The very decree prayed for shows that this proceeding is one in personam. The prayer is for a decree “directing specific performance by the respondent of' the agreement of leasing.” The alternative prayer is for a decreé “directing that upon failure of the respondent to make and execute lease according to the decree first made that the prothonotary......execute said lease.” This alternative prayer helps plaintiff not at all, for the pleaded prerequisites to this secondary decree are (1) a valid decree of specific performance against the respondent, and (2) a failure on her part to comply with that decree. There can be no valid decide against the respondent until she is brought within the jurisdiction of the court by proper process.

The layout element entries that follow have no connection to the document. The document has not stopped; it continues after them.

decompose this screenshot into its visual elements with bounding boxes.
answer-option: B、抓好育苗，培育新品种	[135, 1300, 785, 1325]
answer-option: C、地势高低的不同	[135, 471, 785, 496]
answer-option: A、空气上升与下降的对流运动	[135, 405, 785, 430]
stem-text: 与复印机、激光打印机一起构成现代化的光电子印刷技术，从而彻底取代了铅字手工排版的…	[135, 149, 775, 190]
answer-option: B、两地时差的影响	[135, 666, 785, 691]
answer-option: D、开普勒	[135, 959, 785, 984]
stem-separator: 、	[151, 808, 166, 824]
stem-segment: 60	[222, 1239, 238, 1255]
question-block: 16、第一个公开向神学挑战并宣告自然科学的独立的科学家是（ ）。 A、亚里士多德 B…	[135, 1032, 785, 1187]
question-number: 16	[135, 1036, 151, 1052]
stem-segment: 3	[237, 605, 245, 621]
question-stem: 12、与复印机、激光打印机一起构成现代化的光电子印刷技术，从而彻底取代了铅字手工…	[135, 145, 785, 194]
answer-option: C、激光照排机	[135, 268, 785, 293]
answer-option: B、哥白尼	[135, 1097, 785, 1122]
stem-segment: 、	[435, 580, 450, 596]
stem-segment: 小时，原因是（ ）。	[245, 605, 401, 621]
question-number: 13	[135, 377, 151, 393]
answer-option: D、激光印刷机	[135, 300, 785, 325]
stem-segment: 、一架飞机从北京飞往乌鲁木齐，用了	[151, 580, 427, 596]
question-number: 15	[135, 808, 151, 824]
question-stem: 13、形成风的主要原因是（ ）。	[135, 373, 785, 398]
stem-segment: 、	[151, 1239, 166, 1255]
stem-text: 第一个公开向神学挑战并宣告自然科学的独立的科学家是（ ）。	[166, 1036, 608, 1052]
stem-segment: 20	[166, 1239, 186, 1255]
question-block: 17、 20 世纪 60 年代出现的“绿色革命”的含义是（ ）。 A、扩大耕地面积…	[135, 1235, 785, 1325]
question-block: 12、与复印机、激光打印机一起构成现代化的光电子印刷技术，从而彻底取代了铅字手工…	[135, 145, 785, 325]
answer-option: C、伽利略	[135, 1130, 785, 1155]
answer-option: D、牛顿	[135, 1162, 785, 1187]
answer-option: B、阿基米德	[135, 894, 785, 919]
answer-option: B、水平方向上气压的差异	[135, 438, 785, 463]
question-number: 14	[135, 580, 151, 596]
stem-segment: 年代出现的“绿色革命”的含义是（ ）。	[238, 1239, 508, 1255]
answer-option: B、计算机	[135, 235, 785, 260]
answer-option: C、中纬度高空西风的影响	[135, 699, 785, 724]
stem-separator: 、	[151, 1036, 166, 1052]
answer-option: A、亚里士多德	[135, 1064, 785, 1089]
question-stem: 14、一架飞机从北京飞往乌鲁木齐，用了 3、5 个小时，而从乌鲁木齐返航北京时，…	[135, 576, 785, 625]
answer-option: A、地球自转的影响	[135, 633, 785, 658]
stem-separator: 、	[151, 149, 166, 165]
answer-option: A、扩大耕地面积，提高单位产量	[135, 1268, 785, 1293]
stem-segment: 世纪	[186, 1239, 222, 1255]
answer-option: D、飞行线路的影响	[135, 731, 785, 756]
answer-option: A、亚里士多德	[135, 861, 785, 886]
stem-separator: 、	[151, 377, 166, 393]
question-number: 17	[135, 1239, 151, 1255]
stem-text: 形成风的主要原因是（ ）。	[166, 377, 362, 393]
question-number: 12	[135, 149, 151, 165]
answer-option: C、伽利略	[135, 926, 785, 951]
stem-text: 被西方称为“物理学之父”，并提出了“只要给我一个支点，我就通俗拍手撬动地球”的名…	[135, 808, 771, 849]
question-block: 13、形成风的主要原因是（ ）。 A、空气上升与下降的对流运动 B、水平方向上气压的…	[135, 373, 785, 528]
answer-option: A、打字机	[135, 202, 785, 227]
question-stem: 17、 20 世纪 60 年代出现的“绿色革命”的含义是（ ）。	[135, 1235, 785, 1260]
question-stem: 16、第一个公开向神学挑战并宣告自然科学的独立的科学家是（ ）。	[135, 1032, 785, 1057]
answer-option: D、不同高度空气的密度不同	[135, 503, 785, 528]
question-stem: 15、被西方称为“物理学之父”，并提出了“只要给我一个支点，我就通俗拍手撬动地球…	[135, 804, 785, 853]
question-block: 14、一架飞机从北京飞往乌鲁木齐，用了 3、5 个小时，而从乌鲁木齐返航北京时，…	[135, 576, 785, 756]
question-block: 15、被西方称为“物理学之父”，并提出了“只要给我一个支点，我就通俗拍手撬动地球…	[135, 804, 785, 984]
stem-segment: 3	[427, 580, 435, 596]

Rules 86 and 87, cited in the opinion of the court below, are of no avail to plaintiff. Rule 86 refers to remedies on “final process to execute any decree,” thereby presupposing the existence of a valid decree. There can be no valid decree against a party unless that party is properly before the court entering it. Rule 87 provides that when any act required to be done is not done, it may be performed by the prothonotary in the name of the delinquent party. Neither of these two rules touches the question presented here, which is: Did the court below acquire in this proceeding jurisdiction over a nonresident defendant?

Nor is this action “one brought to quiet title to land,” as intimated by the court below. The title to the land is not in controversy. The bill casts no “cloud” on defendant’s title, but expressly recognizes that title. It would indeed be anomalous if a bill in equity for the conveyance of an interest in a nonresident’s land in Pennsylvania should in itself he construed as “a cloud on defendant’s title,” and this “cloud” could then be successfully pleaded by plaintiff as a warrant for extraterritorial service of process on a defendant. The case of Arndt v. Griggs, 134 U. S. 316, cited by the court below in its reference to “quieting title,” fully recognizes the principle that equity acts 'in personam and that, in the absence of a statute, a court of equity cannot acquire jurisdiction on a nonresident defendant by publication or other extraterritorial service, but it holds that a state may provide by statute for the bringing before its courts a nonresident who has cast a “cloud” on the title to land within its jurisdiction. The pleadings here present no such case and no such statute is invoked. The only statute invoked as extending the radius of a Pennsylvánia court of equity’s processes is that of 1859, and, as already pointed out, this does not apply to suits in personam. There is no statute authorizing the service used and challenged here.

The assignments of error are sustained; the order of the court below is reversed; the service of the bill is set aside; appellee to pay the costs.